Sind Radler Rüpel?

Immer wieder erscheinen Zeitungsartikel, deren Autoren sich über die rauhen Sitten auf unseren Straßen beklagen, an denen angeblich allein wir Radler schuld sind. Selbstverständlich muss uns daran gelegen sein, mit anderen Verkehrsteilnehmern möglichst konfliktfrei klarzukommen. Da Fußgänger ebenso wie wir umweltfreundliche Verkehrsteilnehmer sind, sollten wir uns ihnen gegenüber möglichst vorsichtig und solidarisch verhalten, schließlich sind auch wir oft Fußgänger.

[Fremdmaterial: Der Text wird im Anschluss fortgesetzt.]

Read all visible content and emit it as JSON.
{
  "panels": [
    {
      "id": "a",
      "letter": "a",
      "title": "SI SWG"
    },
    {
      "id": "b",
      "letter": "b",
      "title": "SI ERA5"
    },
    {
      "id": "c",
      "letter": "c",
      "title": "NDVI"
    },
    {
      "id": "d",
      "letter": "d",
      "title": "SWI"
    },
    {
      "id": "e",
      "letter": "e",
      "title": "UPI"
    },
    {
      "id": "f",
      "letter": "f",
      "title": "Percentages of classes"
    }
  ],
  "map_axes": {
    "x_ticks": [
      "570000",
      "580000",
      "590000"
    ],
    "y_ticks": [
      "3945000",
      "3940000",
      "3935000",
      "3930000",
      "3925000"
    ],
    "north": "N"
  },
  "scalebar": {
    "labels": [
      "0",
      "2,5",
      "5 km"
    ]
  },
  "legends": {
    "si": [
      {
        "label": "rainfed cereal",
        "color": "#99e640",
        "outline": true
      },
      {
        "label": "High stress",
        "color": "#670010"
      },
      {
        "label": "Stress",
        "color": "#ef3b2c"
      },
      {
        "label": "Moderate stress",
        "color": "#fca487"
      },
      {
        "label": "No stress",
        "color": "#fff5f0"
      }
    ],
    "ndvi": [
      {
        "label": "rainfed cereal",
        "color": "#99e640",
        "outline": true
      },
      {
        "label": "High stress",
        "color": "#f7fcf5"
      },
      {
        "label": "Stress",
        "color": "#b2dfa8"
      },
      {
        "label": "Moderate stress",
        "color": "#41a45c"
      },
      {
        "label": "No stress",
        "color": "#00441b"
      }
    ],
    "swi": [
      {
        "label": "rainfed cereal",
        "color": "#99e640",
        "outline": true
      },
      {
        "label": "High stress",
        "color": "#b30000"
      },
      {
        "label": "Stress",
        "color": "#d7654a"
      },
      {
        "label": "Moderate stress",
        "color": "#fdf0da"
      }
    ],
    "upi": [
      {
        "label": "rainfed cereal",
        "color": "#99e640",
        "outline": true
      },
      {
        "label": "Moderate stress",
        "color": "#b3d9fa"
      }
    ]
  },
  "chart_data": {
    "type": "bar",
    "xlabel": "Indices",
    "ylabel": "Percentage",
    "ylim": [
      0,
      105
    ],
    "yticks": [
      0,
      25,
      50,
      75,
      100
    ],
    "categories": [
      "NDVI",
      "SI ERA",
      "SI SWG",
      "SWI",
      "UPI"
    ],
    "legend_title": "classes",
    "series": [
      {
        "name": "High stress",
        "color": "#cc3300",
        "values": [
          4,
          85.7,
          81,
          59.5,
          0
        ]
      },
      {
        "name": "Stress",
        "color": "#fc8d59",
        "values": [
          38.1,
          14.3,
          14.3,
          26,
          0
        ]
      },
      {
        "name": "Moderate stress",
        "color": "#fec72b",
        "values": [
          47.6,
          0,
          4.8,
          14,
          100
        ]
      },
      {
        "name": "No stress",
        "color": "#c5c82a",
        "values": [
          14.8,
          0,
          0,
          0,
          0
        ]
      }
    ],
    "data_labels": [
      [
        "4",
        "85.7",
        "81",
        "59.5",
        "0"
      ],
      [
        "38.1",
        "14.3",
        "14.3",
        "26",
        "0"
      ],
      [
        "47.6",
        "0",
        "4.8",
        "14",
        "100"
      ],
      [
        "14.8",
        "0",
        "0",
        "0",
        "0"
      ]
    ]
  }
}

Die oben genannten, hetzerischen Zeitungsartikel sind allerdings meist aus der Windschutzscheibenperspektive geschrieben. Damit auch Autofahrer künftig keinen Grund mehr zum Klagen haben, schlage ich vor, dass wir uns künftig freiwillig an die folgenden Regeln halten:

  1. Zuallererst sollten wir uns an die Geschwindigkeitsbeschränkungen halten. Die Beschränkung von 50 km/h innerorts gilt laut StVO zwar nur für Kraftfahrzeuge, dennoch sind auch wir Radler gut beraten, nicht schneller zu fahren. In der Nähe von Schulen, Kindergärten, Krankenhäusern und Altenheimen sollten wir nicht schneller als 30 km/h fahren, auch wenn eine höhere Geschwindigkeit erlaubt sein sollte.
  2. Beim Überholen eines Automobils halten wir den nötigen Seitenabstand ein. Besonders rücksichtsvolle Radler achten bei nasser Straße zudem darauf, dass sie das wertvolle Stück Blech beim Überholen nicht nass spritzen.
  3. Bevor wir rechts abbiegen, überholen wir überhaupt kein Auto, da der Fahrer sonst zu einer Vollbremsung gezwungen wird oder es gar einen Zusammenstoß gibt. Das Auto ist in der Regel viel wertvoller als das Fahrrad, und wir Radfahrer achten auf den geheiligten Besitz unserer Mitmenschen.
  4. Auch als mutige Radfahrer schneiden wir nicht die Kurve, wenn wir sehen, dass ein Auto entgegen kommt, denn wir wollen nicht, dass der Autofahrer um sein Leben fürchten muss.
  5. Als Radler konzentrieren wir uns auf den Verkehr. Insbesondere das Anzünden einer Zigarette oder das Telefonieren per Handy sollten wir während der Fahrt unterlassen.
  6. Auch beim Abstellen des Fahrrads verhalten wir uns rücksichtsvoll. So stellen wir das Fahrrad nicht quer zur Fahrtrichtung auf die Straße. Schließlich wollen wir nicht, dass es den Autofahrern genauso geht wie uns Radlern, wenn wir immer wieder erleben müssen, dass ein Radweg als Parkfläche missbraucht wird.
  7. Aber auch beim Abstellen des Fahrrads in der Natur sollten wir als umweltbewusste Verkehrsteilnehmer vorsichtig sein: Wenn wir das Fahrrad an einem Baum abstellen, achten wir darauf, dass wir die Wurzeln nicht beschädigen. Schließlich haben die Bäume schon genug unter dem "Druck" der weniger umweltbewussten Verkehrsteilnehmer zu leiden.
  8. Wir Radler sind gegenüber allen Mitgeschöpfen rücksichtsvoll, auch gegenüber Tieren. Auch auf zügig befahrbaren Landstraßen überfahren wir keine Igel, Hasen oder Katzen, und schon gar keine Rehe.